Addressing both cohorts of students, Dr. Brousseau reminisced about his time as a student. “Over 40 years ago, like many of you, I left the region where I grew up to attend medical school. During my studies, I had the chance to do two regional rotations. This experience was extremely rewarding, in terms of both the learning opportunities and clinical training. After practicing medicine for several years, I decided to devote myself to offering the same type of enriching experiences in Outaouais to medical students like you.”
Dr. Brousseau encouraged students to let their compassion for people and passion for medicine guide them. They are the flame that will light the way throughout their training, he said.
“I am so excited! I have been waiting for this moment for years,” said Nicolas Daccache, a member of the first cohort of medical students starting the MDCM program in Gatineau. “I chose McGill because of the MDCM program structure, which includes more clinical clerkship semesters than most other Canadian medical schools. I am pleased to be studying at Campus Outaouais; because we are a small cohort of students, our professors will provide us with personalized attention. Additionally, I am proud to be among the first medical students to represent McGill in the Outaouais region.”
Med-P graduate Emily Oulousian, a Conservatoire de musique de Montréal trained concert pianist, said she was motivated to study medicine at age five, “My father suffered a severe heart attack, and underwent a quintuple bypass operation. We nearly lost him. That experience changed my perspective on what I wanted to achieve in life. I wanted to give back what my father and my family were so lucky to receive. That is the root of my desire to become a doctor, a desire that has not waned over the years.” Emily, who is studying in Montreal, admits she is daunted by the sheer amount of knowledge she and her colleagues need to process, but said, “if the pandemic taught us one thing it is: ‘Ça va bien aller.’”
Words of wisdom from the Dean
Dean Eidelman, a McGill MDCM graduate himself, passed on three pieces of wisdom, which he hopes will serve the Class of 2024 well throughout medical school and their careers:
“Be attentive. Truly excellent doctors, real healers, are those who listen to their patients and strive to understand their situation,” His advice: talk less, listen more.
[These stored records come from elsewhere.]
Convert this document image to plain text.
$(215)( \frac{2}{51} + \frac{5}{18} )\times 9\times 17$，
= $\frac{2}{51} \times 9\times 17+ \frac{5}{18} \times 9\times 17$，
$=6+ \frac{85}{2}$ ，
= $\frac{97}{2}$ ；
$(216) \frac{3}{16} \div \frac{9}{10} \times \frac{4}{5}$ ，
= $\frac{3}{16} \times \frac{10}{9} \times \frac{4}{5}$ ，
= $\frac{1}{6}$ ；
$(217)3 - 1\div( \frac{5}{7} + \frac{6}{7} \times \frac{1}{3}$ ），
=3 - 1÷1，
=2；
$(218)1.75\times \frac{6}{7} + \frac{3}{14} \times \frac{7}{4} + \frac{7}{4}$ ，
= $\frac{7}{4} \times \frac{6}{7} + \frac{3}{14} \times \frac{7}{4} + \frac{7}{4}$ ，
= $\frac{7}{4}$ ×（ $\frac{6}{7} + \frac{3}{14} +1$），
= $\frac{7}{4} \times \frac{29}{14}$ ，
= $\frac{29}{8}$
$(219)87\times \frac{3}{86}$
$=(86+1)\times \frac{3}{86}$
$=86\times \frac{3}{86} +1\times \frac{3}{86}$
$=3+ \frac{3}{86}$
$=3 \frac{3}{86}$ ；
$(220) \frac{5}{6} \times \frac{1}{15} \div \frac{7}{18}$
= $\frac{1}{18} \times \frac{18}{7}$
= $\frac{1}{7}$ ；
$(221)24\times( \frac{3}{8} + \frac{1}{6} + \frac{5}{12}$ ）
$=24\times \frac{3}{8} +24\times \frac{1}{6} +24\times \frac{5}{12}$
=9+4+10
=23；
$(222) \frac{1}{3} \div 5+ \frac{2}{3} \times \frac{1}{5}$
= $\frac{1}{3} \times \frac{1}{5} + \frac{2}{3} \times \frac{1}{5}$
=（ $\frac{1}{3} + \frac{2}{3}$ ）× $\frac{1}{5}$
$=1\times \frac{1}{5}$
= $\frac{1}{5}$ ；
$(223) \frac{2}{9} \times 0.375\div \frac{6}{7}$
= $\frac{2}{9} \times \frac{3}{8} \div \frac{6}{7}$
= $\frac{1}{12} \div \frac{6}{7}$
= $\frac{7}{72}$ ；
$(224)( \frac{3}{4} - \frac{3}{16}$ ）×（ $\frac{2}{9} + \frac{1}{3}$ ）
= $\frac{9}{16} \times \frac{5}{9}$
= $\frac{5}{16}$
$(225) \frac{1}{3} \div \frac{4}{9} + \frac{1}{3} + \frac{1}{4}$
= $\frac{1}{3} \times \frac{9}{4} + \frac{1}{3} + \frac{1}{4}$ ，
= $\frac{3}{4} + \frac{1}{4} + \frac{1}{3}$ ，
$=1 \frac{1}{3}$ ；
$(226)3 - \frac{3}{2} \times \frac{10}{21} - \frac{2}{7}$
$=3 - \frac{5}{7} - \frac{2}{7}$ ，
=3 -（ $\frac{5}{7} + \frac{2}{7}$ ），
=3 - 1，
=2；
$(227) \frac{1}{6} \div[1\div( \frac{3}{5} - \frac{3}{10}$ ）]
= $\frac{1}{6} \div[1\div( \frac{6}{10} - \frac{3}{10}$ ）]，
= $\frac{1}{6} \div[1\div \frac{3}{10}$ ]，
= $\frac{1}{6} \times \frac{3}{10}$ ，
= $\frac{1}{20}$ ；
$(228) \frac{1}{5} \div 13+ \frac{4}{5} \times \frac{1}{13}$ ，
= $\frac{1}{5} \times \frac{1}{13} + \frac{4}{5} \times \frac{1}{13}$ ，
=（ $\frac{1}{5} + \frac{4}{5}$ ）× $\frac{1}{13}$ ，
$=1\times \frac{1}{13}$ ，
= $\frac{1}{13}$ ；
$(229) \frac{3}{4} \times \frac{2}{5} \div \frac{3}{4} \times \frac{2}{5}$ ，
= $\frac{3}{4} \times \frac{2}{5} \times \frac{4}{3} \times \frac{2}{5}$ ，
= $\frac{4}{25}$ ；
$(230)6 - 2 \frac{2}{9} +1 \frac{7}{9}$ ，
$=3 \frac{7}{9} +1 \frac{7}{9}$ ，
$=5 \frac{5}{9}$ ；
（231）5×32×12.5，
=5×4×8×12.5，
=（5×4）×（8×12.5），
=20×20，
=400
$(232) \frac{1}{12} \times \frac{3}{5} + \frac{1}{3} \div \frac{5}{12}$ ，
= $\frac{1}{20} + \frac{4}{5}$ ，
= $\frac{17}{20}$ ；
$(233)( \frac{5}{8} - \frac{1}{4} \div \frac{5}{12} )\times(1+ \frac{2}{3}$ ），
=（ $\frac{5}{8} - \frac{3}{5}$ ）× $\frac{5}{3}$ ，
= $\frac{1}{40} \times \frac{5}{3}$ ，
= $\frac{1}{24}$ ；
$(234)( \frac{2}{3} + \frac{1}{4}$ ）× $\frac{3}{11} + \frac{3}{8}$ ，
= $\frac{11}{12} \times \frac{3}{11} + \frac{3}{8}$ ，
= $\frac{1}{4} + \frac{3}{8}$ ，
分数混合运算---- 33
“Be humble. Outstanding doctors are humbled by the task of mastering their profession and their accountability to their patients and society. You are embarking on a journey of lifelong learning. It’s thrilling, it’s a privilege, and it’s a humbling responsibility. Stay humble, always.”
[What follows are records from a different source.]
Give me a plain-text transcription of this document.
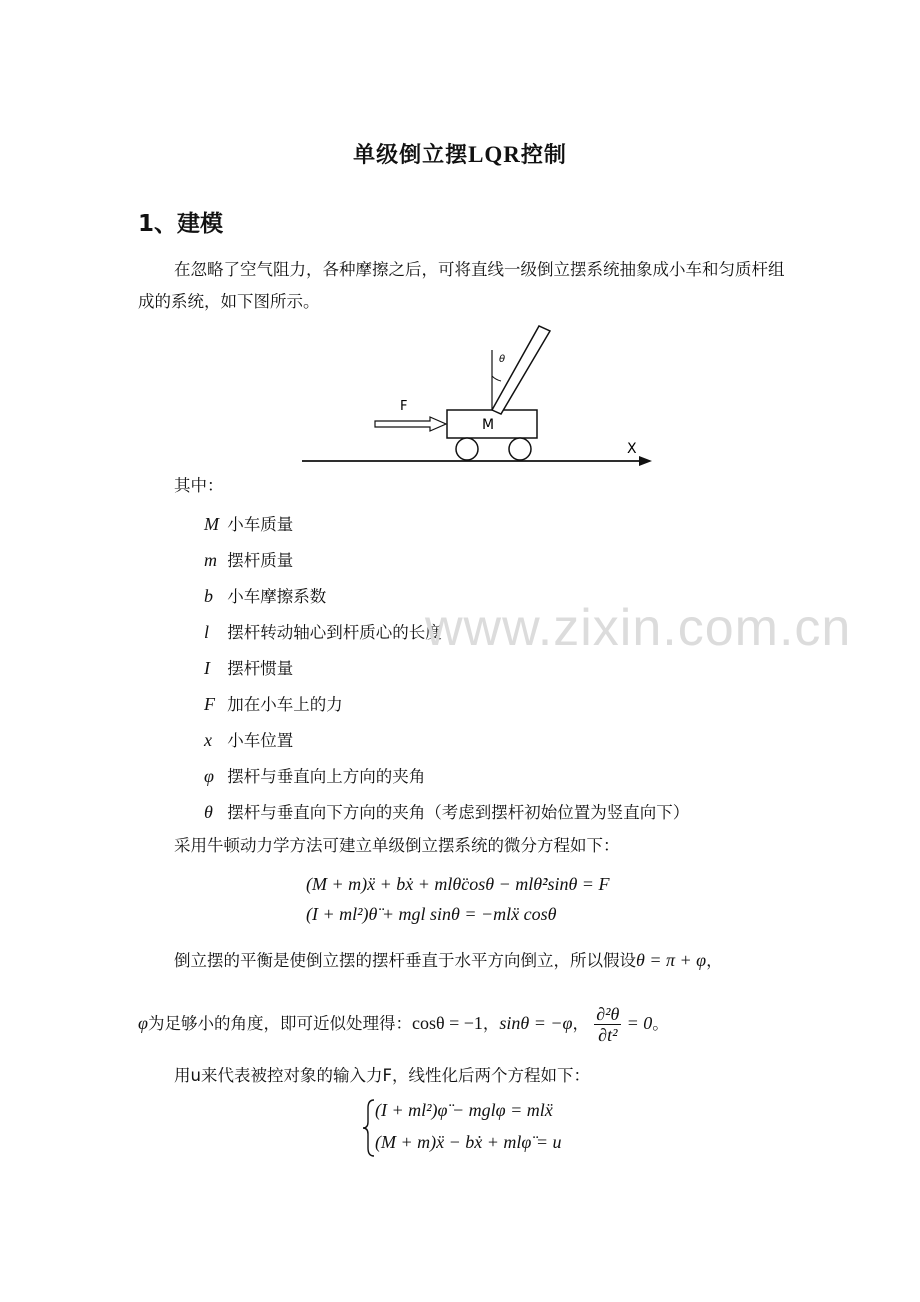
单级倒立摆LQR控制
1、建模
在忽略了空气阻力，各种摩擦之后，可将直线一级倒立摆系统抽象成小车和匀质杆组成的系统，如下图所示。
X
M
F
θ
其中：
M 小车质量
m 摆杆质量
b 小车摩擦系数
l 摆杆转动轴心到杆质心的长度
I 摆杆惯量
F 加在小车上的力
x 小车位置
φ 摆杆与垂直向上方向的夹角
θ 摆杆与垂直向下方向的夹角（考虑到摆杆初始位置为竖直向下）
www.zixin.com.cn
采用牛顿动力学方法可建立单级倒立摆系统的微分方程如下：
(M + m)ẍ + bẋ + mlθ̈cosθ − mlθ̇²sinθ = F
(I + ml²)θ̈ + mgl sinθ = −mlẍ cosθ
倒立摆的平衡是使倒立摆的摆杆垂直于水平方向倒立，所以假设θ = π + φ，
φ为足够小的角度，即可近似处理得：cosθ = −1，sinθ = −φ， $\frac{\text{∂²θ}}{\text{∂t²}} = 0$。
用u来代表被控对象的输入力F，线性化后两个方程如下：
(I + ml²)φ̈ − mglφ = mlẍ
(M + m)ẍ − bẋ + mlφ̈ = u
The teams in the Undergraduate Medical Education Office, both in Montreal and Outaouais, are commended for their hard work in transforming the Orientation session to an online event. It takes months of planning and many meetings to line up the speakers, topics and presentations. Plus, planning all of this while working from home adds another layer of complexity as you can’t merely drop by someone’s office to confirm participation or ask a quick question. Thanks to the joint efforts of the UGME team on both campuses, students received the vital information they needed to start their medical education off right.
During orientation week, the Gatineau team welcomed two cohorts of students: 24 future doctors in the MDMC Program and 16 who started the Medicine Preparatory Program, offered in partnership with UQO. The local media turned out for a meet and greet and a chance to meet the new students. A huge thank you to UQO, who hosted the regional orientation sessions.